Candida glabrata was washed with PBS and grown in YPAD at 30°C.

Production of an A. fumigatus and A. nidulans spore suspension:

1. Plate 10 µl of an A. fumigatus respectively A. nidulans spore suspension were on minimal media plates.
2. Incubate the plates for 3 days at 37 °C.
3. Afterwards, wash off the spores with 5 ml NaCl-Tween (0.96% NaCl, 0.02% Tween80).

Cultivation of Aspergillus for in vivo experiments:


1. Inoculate 50 ml minimal medium in baffeld flasks with 20 µl spores of Aspergillus fumigatus or Aspergillus nidulans..
2. Incubate the cell suspensions at 37 °C over night on a shaker at least 160 rpm.
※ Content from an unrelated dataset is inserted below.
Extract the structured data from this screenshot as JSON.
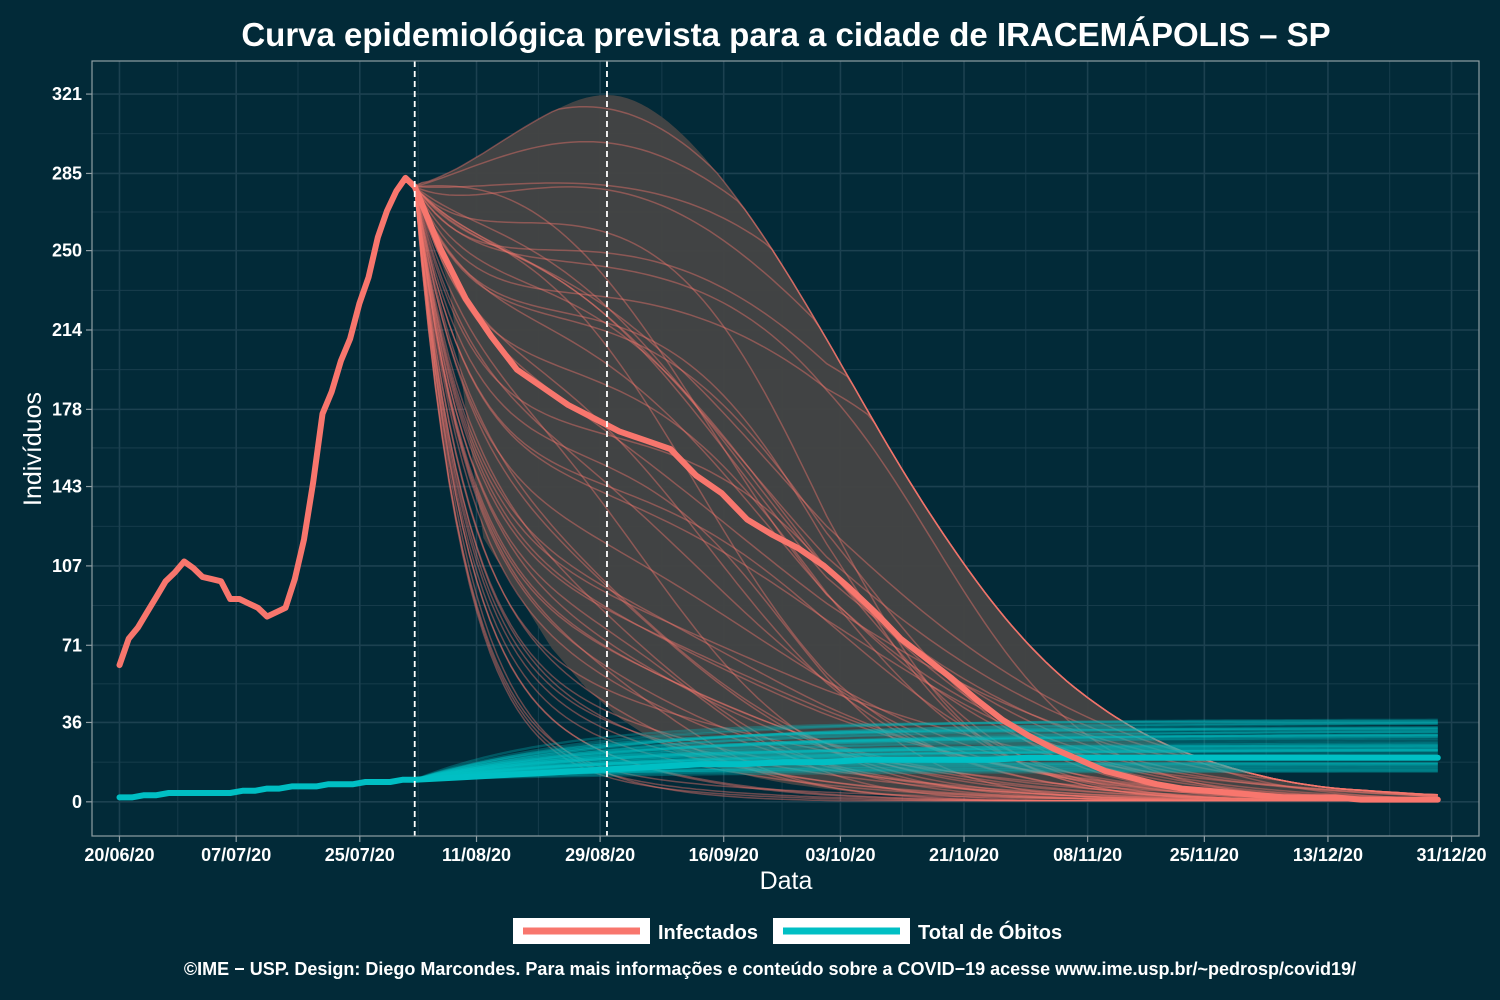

Cultivation of Candida glabrata for in vivo experiments:


1. Inoculate 50 ml YPAD medium with desired strains.
2. Incubate the cells at 30 °C over night on a shaker.
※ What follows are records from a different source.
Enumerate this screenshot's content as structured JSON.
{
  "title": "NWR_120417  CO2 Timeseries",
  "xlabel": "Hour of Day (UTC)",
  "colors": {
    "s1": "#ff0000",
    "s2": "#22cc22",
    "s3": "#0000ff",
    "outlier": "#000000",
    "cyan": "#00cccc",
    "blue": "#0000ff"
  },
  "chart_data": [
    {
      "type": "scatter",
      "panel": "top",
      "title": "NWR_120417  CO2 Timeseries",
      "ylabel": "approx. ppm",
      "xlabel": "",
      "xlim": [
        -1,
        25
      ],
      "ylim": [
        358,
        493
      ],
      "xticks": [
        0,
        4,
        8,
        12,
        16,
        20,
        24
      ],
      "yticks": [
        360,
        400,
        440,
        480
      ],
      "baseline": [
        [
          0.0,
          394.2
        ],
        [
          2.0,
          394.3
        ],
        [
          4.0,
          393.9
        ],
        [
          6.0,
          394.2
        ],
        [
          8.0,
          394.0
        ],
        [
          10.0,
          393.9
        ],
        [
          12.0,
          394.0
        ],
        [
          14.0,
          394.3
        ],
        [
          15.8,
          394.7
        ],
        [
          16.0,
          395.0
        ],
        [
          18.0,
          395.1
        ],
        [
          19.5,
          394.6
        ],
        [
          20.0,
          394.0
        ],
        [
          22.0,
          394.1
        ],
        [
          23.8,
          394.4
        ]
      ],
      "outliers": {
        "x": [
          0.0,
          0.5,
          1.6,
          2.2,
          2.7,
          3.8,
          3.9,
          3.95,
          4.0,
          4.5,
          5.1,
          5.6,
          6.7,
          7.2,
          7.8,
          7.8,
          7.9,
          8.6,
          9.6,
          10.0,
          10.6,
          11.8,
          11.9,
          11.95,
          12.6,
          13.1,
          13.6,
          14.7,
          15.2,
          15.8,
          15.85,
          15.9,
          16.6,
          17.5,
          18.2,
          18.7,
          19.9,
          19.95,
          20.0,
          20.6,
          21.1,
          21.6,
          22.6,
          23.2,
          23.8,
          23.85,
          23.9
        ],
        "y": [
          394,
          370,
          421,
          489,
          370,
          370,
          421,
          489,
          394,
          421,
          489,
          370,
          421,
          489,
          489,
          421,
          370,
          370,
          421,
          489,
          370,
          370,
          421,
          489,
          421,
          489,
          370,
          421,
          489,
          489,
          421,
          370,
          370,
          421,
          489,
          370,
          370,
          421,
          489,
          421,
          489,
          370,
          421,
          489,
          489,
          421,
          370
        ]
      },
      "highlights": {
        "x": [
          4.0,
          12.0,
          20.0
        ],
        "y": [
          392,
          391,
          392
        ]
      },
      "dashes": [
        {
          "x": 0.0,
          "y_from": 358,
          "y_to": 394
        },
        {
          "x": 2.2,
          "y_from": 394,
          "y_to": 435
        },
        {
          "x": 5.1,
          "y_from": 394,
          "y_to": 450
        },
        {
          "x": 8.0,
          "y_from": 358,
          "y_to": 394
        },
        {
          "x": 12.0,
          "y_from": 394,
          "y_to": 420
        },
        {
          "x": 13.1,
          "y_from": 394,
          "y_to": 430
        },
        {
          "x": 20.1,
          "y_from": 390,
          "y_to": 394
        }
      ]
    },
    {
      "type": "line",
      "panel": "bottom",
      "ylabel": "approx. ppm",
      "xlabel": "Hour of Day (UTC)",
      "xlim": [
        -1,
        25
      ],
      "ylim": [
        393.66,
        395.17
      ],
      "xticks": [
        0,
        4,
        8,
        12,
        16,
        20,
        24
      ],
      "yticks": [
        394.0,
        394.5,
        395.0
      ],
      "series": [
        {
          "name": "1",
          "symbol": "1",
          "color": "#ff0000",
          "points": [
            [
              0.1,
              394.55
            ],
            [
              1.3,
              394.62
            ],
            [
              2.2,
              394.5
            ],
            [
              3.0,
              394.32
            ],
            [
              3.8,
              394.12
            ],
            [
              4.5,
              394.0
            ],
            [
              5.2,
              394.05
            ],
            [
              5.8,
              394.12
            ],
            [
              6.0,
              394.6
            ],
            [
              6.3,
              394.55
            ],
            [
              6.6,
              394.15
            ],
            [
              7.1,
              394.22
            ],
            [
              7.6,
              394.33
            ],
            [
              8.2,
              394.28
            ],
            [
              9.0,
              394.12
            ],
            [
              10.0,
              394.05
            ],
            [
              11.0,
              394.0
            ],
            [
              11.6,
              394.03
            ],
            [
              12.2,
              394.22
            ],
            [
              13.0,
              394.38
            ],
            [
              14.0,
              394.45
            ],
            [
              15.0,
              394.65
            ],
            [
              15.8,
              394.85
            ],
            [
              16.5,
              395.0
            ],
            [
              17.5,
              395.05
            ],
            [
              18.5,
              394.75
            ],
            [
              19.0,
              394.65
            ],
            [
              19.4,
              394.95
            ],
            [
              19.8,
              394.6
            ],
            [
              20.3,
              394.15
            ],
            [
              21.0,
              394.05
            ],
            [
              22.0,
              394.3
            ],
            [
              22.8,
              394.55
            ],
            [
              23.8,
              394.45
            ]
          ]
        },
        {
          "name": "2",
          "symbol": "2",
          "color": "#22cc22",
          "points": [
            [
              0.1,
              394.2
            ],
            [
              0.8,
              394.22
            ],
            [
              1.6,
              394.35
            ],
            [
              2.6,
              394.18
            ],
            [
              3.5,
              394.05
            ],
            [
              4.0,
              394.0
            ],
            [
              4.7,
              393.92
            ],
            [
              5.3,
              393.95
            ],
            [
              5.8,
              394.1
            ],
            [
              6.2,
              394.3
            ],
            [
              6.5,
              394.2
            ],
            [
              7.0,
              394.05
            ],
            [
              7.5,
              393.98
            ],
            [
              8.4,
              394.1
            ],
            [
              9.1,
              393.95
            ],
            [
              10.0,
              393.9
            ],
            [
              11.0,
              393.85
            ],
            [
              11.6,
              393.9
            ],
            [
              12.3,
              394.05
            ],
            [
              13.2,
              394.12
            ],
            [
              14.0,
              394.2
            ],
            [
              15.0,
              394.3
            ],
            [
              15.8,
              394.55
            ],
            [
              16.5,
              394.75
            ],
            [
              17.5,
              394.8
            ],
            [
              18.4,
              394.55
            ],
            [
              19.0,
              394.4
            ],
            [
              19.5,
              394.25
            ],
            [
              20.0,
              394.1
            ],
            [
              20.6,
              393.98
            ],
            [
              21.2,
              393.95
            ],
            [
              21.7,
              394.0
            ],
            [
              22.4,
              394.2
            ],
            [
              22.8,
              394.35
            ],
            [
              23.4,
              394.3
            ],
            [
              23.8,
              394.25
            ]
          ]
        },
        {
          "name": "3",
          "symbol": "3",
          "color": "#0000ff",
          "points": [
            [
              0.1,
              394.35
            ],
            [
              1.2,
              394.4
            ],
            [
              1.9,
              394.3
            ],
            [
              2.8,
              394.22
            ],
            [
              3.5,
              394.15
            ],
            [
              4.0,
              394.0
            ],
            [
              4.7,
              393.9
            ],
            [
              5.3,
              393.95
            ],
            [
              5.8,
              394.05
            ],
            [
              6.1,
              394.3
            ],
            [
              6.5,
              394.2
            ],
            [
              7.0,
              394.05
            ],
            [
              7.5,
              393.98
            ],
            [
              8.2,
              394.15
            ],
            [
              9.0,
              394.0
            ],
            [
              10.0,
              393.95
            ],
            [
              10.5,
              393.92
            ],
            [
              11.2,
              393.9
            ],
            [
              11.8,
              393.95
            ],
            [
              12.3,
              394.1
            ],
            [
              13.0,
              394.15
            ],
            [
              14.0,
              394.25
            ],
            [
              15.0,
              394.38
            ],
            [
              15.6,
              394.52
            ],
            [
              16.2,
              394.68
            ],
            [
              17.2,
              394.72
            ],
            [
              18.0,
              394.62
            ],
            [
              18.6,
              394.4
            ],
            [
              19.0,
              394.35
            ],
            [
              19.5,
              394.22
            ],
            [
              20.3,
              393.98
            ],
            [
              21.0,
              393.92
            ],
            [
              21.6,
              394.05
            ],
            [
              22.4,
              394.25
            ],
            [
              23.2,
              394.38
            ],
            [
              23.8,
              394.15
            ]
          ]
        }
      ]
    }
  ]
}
Immunofluorescence Staining


1. Use a stain expressing the protein of interest and a mutant strain without the protein as negative control (if available) and cultivate them over night (see cultivation of Aspergillus).
2. Centrifuge of 1 ml of each over night culture.
3. Wash the cells 3 times with NaCl or PBS and resuspend them in 500 µl minimal medium or YPAD.
2. Add 20 µl peptide solution (2-3 mg/ml) to the samples and incubate for at least 1 hour 37 °C or at 30°C on a shaker.
3. Wash the cells again 3 times with 500 µl NaCl or PBS, centrifuge them at 8000 rpm for 2 minutes and resuspend in 500 µl minimal media or YPAD.
3. Add 1 µl StrepMAB Classic Chromeo 488 antibody to the samples and incubated for 1 hour at room temperature in the dark.
5. Wash 3 times with 500 µl PBS and resuspend in minimal medium or PBS and take pictures with the fluorescence microscope.

Calcofluor staining


1. Add 1 µl Calcofluor stock solution (10mg/ml) to 1 ml cell suspension (after immunofluorescence staining) and incubate for 2 minutes at room temperature.
2. Aspirate the staining solution and wash the cells three times in 1 ml PBS. Then resuspend the cells in 500 µl minimal media or YPAD.
3. Analyze the cells with a DAPI filter (365-395 nm) under the fluorescence microscope.